Integrated risks assessment for humans and aquatic wildlife

Work package 11 will bring all information together for an integrated, comparative risk assessment of BFRs for human and aquatic wildlife. The integrated risk assessment combines the results on hazard identification, dose-response assessment and exposure assessment leading to risk characterisation.
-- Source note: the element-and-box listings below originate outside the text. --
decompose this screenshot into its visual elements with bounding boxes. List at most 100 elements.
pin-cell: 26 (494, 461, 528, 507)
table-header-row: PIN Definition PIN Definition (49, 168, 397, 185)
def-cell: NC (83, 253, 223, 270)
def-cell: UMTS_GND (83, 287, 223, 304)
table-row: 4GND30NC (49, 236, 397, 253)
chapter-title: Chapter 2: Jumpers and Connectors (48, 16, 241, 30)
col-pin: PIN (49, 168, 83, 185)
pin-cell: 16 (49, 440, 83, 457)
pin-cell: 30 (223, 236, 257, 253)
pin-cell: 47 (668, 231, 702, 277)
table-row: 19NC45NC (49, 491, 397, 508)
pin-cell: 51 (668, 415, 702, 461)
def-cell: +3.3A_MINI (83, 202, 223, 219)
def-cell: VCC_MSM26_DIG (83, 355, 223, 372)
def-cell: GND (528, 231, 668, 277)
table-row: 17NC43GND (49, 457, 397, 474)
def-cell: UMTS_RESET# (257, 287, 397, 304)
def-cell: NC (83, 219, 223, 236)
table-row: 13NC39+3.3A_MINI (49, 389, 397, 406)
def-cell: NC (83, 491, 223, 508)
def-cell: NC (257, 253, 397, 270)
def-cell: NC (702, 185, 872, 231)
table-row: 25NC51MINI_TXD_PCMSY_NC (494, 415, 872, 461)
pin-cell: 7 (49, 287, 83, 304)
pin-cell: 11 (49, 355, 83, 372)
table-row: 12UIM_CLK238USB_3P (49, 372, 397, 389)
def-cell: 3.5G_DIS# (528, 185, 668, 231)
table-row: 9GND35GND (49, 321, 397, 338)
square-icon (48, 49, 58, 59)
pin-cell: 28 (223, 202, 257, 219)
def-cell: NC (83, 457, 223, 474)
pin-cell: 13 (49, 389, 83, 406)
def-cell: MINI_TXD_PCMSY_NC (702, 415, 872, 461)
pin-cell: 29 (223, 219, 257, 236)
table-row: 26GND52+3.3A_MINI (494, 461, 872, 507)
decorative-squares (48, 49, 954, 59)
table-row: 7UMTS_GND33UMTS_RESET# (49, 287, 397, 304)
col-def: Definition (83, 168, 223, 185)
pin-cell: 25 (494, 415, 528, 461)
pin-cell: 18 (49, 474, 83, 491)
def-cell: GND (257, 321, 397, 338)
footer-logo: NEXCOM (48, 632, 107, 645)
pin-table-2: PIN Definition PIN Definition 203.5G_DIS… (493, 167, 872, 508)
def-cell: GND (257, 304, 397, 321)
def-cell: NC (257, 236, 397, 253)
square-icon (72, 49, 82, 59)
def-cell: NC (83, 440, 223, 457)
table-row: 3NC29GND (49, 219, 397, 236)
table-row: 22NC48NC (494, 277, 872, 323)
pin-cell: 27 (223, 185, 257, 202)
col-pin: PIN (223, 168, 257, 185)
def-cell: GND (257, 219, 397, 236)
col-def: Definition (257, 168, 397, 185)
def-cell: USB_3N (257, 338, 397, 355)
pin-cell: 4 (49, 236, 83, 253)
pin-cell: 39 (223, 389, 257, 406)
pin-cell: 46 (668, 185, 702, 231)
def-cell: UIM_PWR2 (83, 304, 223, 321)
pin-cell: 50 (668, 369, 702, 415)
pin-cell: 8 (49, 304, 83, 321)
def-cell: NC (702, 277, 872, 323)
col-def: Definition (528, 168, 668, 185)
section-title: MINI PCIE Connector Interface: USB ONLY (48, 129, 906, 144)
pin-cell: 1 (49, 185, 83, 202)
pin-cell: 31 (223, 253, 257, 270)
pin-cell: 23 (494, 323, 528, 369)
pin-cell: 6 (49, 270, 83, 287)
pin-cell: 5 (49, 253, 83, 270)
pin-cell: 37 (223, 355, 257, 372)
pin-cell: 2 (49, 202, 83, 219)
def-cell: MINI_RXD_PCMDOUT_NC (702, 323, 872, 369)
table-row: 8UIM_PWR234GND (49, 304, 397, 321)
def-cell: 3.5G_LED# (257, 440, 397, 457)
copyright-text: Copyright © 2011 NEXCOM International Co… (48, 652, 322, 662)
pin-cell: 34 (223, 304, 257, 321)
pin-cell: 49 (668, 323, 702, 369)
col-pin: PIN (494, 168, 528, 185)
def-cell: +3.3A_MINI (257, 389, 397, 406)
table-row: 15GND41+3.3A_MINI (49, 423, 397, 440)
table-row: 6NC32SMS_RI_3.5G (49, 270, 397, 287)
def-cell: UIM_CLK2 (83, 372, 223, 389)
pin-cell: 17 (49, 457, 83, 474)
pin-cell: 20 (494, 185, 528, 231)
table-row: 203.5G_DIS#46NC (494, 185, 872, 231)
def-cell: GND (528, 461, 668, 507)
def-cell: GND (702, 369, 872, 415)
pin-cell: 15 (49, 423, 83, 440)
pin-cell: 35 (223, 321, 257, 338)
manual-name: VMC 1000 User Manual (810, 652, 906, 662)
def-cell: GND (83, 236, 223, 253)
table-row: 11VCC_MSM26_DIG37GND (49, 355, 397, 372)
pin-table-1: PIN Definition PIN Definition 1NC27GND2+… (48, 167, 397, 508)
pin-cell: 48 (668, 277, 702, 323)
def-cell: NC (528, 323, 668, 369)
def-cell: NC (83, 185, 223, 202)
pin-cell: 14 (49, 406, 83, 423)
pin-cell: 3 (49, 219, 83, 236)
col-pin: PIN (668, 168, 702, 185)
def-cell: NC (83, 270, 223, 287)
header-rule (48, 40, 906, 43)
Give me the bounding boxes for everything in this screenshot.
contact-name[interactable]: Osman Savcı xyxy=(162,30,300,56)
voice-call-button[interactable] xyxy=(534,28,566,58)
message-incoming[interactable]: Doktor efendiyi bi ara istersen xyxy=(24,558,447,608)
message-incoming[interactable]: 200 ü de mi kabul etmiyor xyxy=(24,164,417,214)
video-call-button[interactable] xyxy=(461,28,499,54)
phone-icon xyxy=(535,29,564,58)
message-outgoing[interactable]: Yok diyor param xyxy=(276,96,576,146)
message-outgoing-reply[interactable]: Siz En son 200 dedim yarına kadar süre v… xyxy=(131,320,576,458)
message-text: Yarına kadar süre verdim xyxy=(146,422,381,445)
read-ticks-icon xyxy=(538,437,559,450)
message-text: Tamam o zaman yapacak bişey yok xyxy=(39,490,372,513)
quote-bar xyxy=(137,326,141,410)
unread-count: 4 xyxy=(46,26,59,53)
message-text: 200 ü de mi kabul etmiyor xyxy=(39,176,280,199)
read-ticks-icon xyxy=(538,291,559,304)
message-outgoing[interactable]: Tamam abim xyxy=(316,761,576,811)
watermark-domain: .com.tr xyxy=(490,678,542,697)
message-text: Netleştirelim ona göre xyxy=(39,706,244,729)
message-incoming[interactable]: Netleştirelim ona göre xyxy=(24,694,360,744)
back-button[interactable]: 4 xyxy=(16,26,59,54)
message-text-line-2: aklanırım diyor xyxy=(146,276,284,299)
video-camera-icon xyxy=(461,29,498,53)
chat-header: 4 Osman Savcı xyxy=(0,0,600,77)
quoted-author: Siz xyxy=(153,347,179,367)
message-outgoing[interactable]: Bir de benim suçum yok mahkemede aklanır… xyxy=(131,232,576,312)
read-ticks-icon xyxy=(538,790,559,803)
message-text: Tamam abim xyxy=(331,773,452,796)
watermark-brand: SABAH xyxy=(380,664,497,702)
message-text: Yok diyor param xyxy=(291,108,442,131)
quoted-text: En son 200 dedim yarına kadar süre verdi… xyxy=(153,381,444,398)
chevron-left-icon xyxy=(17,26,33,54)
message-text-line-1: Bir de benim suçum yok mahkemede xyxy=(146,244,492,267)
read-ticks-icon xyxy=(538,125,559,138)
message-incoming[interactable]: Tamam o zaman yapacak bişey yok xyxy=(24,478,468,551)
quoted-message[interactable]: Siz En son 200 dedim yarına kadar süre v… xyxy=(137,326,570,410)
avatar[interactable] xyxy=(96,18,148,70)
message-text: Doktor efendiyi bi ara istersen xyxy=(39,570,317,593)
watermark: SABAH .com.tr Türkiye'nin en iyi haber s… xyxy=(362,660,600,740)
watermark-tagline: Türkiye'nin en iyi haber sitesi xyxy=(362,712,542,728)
Risks of BFRs to ecological and human endpoints, the variability and uncertainty of these risks will be estimated, and is the input for the dissemination of results and risks in WP 12. The results of the hazard identification, dose-response assessment, exposure assessment, and risk characterisation will be compared with the EU risk assessments carried out under Reg. 793/93.

Dissemination and Cluster Activities

Finally, all information acquired during the FIRE project will be disseminated by Internet, newsletter and brochures via the CREDO cluster. In addition, results are disseminated by publication in scientific papers, and by a workshop (WP12) organised for legislation authorities, industries (CEFIC, BSEF), NGOs (green institutes, e.g. WWF), EU, IPCS, OECD, MEDPOL, ICES, OSPARCOM and HELCOM at month 42. A cluster workshop on exposure assessment will be organised around month 22.